Search code examples
amazon-web-servicesperformanceamazon-s3drupalcopy

Amazon S3 - how to increase bucket to bucket file copy speed?


I'm working on video migration (PHP, drupal 10) which is copying files from one S3 bucket to another one. I'm using copyObject() method of S3FileImport class to copy files.

Problem is that I have many small files (video segments) and migration takes a lot of time. I.e. 1 video can have i.e. 500 segment files and copying all of them takes about 2 minutes and I have lot of videos also.

Question: how much would copy speed increase if source files were on the same bucket? Idea is to use some bulk copy to first move all of the files to the same bucket (drupal's local storage) and then run migration.

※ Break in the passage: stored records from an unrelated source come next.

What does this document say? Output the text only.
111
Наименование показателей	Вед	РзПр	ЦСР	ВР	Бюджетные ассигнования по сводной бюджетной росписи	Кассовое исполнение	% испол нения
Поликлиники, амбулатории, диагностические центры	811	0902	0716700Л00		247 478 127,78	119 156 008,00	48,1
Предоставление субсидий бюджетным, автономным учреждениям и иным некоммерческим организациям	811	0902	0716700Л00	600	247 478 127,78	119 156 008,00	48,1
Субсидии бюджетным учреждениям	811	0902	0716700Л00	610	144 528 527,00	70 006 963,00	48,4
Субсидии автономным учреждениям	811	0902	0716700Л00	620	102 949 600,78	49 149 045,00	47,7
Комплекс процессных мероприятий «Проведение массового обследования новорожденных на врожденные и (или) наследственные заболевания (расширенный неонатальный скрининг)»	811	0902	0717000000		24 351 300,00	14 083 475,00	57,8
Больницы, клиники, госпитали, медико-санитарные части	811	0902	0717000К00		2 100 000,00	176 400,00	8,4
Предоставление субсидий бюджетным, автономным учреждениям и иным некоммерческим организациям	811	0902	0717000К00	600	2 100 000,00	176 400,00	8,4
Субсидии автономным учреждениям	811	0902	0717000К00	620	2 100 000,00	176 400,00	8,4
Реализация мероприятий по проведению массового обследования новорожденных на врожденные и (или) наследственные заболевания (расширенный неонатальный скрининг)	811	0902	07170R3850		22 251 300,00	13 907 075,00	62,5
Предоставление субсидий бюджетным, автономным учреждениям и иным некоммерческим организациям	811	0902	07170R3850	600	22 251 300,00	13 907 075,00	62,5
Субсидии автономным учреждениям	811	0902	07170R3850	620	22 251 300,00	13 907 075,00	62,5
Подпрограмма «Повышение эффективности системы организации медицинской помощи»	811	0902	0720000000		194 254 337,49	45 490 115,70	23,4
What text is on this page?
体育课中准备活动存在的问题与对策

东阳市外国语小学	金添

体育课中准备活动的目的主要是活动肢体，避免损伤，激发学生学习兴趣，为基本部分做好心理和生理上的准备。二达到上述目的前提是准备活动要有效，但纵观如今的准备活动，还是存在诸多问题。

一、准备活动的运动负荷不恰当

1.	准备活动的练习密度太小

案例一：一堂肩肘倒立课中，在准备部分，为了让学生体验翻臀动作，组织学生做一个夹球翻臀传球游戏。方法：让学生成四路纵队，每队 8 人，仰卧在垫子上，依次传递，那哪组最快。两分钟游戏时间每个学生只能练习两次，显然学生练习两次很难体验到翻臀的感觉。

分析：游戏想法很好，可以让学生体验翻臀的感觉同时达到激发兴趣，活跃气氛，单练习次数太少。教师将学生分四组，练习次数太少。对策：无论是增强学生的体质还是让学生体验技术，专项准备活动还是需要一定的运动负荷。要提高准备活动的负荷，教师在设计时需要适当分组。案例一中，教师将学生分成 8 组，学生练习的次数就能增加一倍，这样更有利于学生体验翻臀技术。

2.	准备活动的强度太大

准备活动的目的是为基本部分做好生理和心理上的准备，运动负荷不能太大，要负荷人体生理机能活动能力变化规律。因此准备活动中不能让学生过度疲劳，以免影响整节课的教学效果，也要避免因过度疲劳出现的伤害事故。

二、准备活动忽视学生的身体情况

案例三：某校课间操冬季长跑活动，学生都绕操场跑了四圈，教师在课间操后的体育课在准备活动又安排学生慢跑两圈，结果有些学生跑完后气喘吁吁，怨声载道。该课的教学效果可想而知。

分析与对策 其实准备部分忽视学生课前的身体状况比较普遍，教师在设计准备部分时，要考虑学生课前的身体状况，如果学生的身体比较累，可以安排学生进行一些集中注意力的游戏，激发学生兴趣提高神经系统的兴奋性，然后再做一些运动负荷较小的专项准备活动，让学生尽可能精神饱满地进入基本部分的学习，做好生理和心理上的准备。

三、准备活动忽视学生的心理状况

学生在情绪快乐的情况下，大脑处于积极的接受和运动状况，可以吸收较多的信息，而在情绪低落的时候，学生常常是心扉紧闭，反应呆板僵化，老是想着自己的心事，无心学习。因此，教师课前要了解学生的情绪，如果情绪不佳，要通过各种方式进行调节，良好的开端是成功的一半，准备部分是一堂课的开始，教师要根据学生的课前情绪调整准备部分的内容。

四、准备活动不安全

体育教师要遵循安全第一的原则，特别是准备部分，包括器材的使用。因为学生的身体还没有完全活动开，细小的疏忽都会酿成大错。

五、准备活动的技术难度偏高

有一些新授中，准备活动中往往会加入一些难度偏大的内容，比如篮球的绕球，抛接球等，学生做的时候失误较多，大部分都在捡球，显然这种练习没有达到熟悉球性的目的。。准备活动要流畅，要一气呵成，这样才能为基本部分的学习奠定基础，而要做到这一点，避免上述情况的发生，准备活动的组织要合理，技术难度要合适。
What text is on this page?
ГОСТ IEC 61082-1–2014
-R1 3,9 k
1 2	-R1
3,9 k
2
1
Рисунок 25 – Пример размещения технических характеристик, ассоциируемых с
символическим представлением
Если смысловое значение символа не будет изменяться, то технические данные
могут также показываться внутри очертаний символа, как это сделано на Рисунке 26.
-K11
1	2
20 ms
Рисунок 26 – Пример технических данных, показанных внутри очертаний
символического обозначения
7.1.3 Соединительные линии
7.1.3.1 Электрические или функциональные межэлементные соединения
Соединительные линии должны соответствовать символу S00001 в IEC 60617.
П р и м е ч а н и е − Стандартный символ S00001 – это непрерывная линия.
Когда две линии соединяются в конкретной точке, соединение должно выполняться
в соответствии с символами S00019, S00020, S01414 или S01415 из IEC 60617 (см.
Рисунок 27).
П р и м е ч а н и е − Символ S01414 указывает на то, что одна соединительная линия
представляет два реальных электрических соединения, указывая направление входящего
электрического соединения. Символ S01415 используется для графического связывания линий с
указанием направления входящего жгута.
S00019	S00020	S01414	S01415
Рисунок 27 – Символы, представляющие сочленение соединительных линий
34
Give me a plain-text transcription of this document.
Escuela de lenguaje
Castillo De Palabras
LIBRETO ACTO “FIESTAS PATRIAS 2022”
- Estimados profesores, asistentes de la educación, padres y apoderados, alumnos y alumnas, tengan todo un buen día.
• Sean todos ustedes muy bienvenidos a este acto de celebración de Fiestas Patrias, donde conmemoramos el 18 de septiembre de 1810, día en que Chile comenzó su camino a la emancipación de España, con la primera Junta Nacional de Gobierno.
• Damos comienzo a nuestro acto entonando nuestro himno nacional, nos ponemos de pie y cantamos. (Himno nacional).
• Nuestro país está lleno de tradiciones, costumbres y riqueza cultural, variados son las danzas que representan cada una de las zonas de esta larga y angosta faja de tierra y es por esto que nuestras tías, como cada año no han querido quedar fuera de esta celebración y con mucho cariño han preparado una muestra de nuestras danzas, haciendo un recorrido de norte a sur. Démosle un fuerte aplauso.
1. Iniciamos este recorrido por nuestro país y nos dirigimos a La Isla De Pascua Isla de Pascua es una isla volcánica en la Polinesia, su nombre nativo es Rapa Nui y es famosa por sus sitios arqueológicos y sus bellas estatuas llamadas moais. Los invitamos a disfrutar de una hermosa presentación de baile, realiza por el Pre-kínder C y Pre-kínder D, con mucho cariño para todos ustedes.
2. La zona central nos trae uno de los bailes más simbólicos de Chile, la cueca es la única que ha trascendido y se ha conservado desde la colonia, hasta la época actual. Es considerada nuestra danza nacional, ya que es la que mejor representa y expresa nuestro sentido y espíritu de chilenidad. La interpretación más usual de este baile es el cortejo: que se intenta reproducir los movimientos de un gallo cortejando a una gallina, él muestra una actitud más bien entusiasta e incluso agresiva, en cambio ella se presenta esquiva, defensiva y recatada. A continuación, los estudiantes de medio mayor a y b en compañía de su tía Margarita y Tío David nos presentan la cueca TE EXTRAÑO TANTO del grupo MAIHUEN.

Would that make sense?

If not, any other suggestion on how to increase copy speed?


Solution

  • The copyObject() method instructs S3 to copy the object between locations. This happens totally within AWS and does not involve downloading/uploading the data. It would operate at the same speed for objects copied in the same bucket or in different buckets (as long as the buckets are in the same region).

    The issue you are facing is that there is an overhead for each copy request -- mostly in sending the request and receiving the response. To speed-up the copy process, you can issue copy commands in parallel. That is, use multi-threading to issue more Copy commands without waiting for a response before issuing the next Copy request. That is how the AWS CLI copies files so quickly.

    The best solution, of course, is not to copy those files if possible. Perhaps you can find a way for your app to read from the actual source rather than having to copy all the objects first.